17/03/2013

Querido Diário

Quando o último post completa uma semana, eu já começo a me sentir culpada. Eu pretendia ter postado por volta de quarta-feira passada mas acontece que essa semana foi particularmente estranha e um tanto quanto bipolar.

Tudo começou com uma preguiça fora do comum no domingo que me fez procrastinar a limpeza do apartamento para a segunda-feira. Isso fez com que, o dia que já seria corrido, se tornasse ainda mais. A pressa é inimiga da perfeição e nesse corre-corre, bati a cabeça no balcão da cozinha. Como eu me sentia bem, apesar da dor, segui fazendo minhas coisas porque o tempo urge e a Sapucaí é grande.

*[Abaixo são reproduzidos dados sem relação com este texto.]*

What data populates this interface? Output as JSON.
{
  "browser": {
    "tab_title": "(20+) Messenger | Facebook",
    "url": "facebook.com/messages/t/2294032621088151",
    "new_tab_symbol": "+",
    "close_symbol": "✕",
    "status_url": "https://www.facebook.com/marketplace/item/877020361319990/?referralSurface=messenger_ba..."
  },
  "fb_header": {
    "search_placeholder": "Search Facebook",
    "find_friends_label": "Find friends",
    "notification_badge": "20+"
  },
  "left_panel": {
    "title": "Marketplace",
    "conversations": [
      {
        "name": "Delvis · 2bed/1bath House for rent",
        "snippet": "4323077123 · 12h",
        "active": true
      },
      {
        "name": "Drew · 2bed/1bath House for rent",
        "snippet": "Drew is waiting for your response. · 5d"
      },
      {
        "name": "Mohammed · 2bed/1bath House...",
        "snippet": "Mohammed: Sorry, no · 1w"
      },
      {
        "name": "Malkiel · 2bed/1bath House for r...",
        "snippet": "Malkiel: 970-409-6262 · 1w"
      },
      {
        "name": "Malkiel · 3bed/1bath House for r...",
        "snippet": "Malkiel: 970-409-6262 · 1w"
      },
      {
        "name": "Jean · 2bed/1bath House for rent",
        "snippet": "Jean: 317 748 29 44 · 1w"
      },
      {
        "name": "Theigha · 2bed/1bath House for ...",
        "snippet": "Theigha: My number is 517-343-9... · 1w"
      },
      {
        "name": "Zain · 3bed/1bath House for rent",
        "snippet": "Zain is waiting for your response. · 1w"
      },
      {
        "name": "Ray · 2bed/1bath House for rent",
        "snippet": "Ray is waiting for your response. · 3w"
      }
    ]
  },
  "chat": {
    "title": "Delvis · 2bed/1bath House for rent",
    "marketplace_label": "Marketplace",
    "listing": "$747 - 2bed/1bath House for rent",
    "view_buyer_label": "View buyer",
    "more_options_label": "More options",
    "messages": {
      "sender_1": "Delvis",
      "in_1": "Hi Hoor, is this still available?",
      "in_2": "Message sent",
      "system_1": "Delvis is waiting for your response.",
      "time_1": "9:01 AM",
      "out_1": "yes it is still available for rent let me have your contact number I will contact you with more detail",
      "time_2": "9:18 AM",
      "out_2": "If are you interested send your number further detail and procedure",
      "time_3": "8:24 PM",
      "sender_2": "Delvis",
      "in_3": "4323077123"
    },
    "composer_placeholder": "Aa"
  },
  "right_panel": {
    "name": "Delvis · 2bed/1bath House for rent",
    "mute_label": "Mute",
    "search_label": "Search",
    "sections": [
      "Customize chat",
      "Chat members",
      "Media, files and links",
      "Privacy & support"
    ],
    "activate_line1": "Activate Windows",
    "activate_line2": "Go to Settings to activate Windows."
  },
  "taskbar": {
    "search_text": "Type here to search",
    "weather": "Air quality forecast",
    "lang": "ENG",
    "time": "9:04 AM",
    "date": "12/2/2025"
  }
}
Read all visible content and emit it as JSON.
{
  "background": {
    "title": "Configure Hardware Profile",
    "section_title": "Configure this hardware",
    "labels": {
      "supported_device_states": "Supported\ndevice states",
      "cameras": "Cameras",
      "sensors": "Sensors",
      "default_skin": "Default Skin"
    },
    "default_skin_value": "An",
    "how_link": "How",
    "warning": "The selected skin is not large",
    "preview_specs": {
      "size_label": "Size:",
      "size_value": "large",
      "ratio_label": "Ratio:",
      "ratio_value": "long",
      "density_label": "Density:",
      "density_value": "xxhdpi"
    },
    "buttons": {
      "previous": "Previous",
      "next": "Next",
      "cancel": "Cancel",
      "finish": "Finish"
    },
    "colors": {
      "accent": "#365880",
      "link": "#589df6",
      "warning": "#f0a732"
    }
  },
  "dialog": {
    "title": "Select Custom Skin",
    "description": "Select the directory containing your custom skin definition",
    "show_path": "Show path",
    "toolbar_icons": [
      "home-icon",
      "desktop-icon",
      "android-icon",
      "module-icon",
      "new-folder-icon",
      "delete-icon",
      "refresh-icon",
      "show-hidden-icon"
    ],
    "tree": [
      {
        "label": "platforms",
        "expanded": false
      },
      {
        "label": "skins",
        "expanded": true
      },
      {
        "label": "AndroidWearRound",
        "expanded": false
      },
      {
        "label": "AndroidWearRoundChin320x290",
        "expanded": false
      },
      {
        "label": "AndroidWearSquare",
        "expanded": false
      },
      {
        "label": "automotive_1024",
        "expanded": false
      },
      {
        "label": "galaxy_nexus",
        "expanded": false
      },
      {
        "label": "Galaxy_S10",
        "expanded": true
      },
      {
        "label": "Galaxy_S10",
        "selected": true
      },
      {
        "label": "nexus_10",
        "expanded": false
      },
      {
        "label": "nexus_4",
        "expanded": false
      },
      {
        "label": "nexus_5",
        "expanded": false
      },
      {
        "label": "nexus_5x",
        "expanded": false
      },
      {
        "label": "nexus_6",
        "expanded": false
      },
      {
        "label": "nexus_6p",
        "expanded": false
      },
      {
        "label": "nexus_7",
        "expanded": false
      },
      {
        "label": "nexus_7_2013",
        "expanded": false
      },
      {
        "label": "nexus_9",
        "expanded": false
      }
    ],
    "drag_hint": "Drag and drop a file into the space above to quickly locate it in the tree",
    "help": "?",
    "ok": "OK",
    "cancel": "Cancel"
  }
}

Fui para a aula da tarde sem maiores problemas e estava me sentindo muito bem, obrigada, até colocar a mão na cabeça e sentir um machucado. O que os olhos não vêem o coração não sente, mas o que meu tato percebeu me assustou de tal maneira que não teve jeito: minha pressão caiu. Inventei de ir até o banheiro, lavar a rosto e verificar o machucado no espelho. Foi chegar lá para a vista escurecer e a pressão cair de vez. Me sentei no chão por uns minutos até me sentir melhor. Mas sou mais ansiosa do que gostaria de admitir e, mal melhorei, já me pus de pé, voltando para a sala de aula. Nem cheguei na carteira e já senti as imagens se esvaindo novamente. Sentei por alguns minutos e decidi sair novamente. Não tinha jeito: eu precisava me deitar. Depois de algum tempo deitada, me senti melhor e acabei decidindo por voltar para casa antes que me sentisse mal novamente.

Desde que vim para casa, não passei mal novamente. O machucado na cabeça foi minúsculo e a queda de pressão foi puro drama traduzido fisiologicamente. Na terça, me comportei muitíssimo bem, sem correria e sem acidentes. Mas na quarta, meu azar voltou com tudo. Pelo menos na hora do almoço. Tomei uma das maiores chuvas da minha vida e cheguei em casa ensopada, morrendo de frio e cólica. Depois de um banho quente, das roupas penduradas no varal e os sapatos colocados na janela numa tentativa inútil de serem secados pelo sol, relaxei um pouco de todo o nervosismo que sempre se instala em mim em passar por perrengues desse tipo. Mas como o tempo em São Carlos é imprevisível, a tarde foi linda e ensolarada e me permitiu dar uma voltinha na rua, ir ao supermercado e à rodoviária. Andar me fez um bem danado, melhorou a minha cólica e o meu mau humor.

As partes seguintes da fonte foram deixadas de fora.